DNA strand breakage and repair in human kidney cells after exposure to incorporated iodine-125 and cobalt-60 gamma-rays.

Biological effects of 125I incorporated into DNA exceed those to be expected from the absorbed radiation dose by a factor 3--30. The reason for this discrepancy suggests special mechanisms introduced by 125I transmutation, decays by K-capture leading to the emission of an average of 6 low energy electrons including Auger electrons and to a highly positively charged daughter nuclide. The effect of 125I decay on DNA strand breakage and subsequent repair was studied. Human kidney cells T in the deep frozen state (-196 degrees C) were exposed to incorporated 125I and 60Co gamma-rays. The number of DNA single strand breaks (ssb) was determined by DNA centrifugation in alkaline sucrose gradients.
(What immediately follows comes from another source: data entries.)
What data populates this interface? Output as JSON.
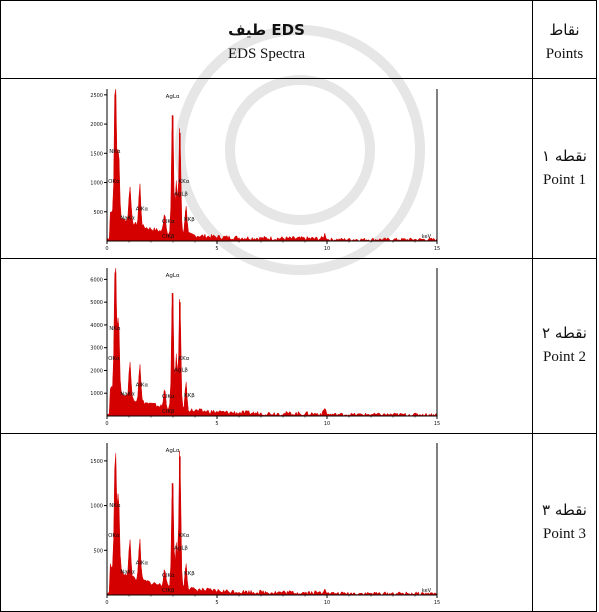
{
  "header": {
    "spectra_fa": "طیف EDS",
    "spectra_en": "EDS Spectra",
    "points_fa": "نقاط",
    "points_en": "Points"
  },
  "rows": [
    {
      "label_fa": "نقطه ۱",
      "label_en": "Point 1",
      "chart_data": {
        "type": "area",
        "xlabel": "keV",
        "xlim": [
          0,
          15
        ],
        "ylim": [
          0,
          2600
        ],
        "x_ticks": [
          "0",
          "5",
          "10",
          "15"
        ],
        "y_ticks": [
          "500",
          "1000",
          "1500",
          "2000",
          "2500"
        ],
        "annotations": [
          "AgLα",
          "NKα",
          "OKα",
          "KKα",
          "AgLβ",
          "AlKα",
          "NaKα",
          "ClKα",
          "KKβ",
          "ClKβ"
        ],
        "peaks": [
          [
            0.38,
            2500
          ],
          [
            0.52,
            1200
          ],
          [
            1.04,
            650
          ],
          [
            1.49,
            720
          ],
          [
            2.62,
            350
          ],
          [
            2.98,
            2150
          ],
          [
            3.15,
            900
          ],
          [
            3.31,
            1850
          ],
          [
            3.59,
            520
          ],
          [
            9.9,
            80
          ]
        ]
      }
    },
    {
      "label_fa": "نقطه ۲",
      "label_en": "Point 2",
      "chart_data": {
        "type": "area",
        "xlabel": "",
        "xlim": [
          0,
          15
        ],
        "ylim": [
          0,
          6500
        ],
        "x_ticks": [
          "0",
          "5",
          "10",
          "15"
        ],
        "y_ticks": [
          "1000",
          "2000",
          "3000",
          "4000",
          "5000",
          "6000"
        ],
        "annotations": [
          "AgLα",
          "NKα",
          "OKα",
          "KKα",
          "AgLβ",
          "AlKα",
          "NaKα",
          "ClKα",
          "KKβ",
          "ClKβ"
        ],
        "peaks": [
          [
            0.38,
            6300
          ],
          [
            0.52,
            3300
          ],
          [
            1.04,
            1600
          ],
          [
            1.49,
            1700
          ],
          [
            2.62,
            800
          ],
          [
            2.98,
            5400
          ],
          [
            3.15,
            2300
          ],
          [
            3.31,
            5000
          ],
          [
            3.59,
            1200
          ],
          [
            9.9,
            250
          ]
        ]
      }
    },
    {
      "label_fa": "نقطه ۳",
      "label_en": "Point 3",
      "chart_data": {
        "type": "area",
        "xlabel": "keV",
        "xlim": [
          0,
          15
        ],
        "ylim": [
          0,
          1700
        ],
        "x_ticks": [
          "0",
          "5",
          "10",
          "15"
        ],
        "y_ticks": [
          "500",
          "1000",
          "1500"
        ],
        "annotations": [
          "AgLα",
          "NKα",
          "OKα",
          "KKα",
          "AgLβ",
          "AlKα",
          "NaKα",
          "ClKα",
          "KKβ",
          "ClKβ"
        ],
        "peaks": [
          [
            0.38,
            1400
          ],
          [
            0.52,
            900
          ],
          [
            1.04,
            400
          ],
          [
            1.49,
            450
          ],
          [
            2.62,
            220
          ],
          [
            2.98,
            1250
          ],
          [
            3.15,
            500
          ],
          [
            3.31,
            1550
          ],
          [
            3.59,
            300
          ],
          [
            9.9,
            60
          ]
        ]
      }
    }
  ],
  "colors": {
    "spectrum": "#d40000",
    "axis": "#000000"
  }
}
DNA repair was studied by incubating the cells after thawing at 37 degrees C. For 125I decay in frozen cells which were kept with or without dimethyl-sulfoxide, 4 and 6 ssb were measured per decay. The gamma-rays produced 1ssb per 26 eV absorbed energy. Most of this damage was repaired 30 to 40 min after onset of incubation. No repair of the damage caused by 125I was observed. The high efficiency of 125I decays for the production of unreparable ssb provides evidence for the high radiotoxicity of this isotope. The observed lack of repair may in part be due to the high numbers of at least 2,000 125I decays per cell nucleus necessary for the assay system. Damage from many 125I decays may interfere with enzymatic repair processes.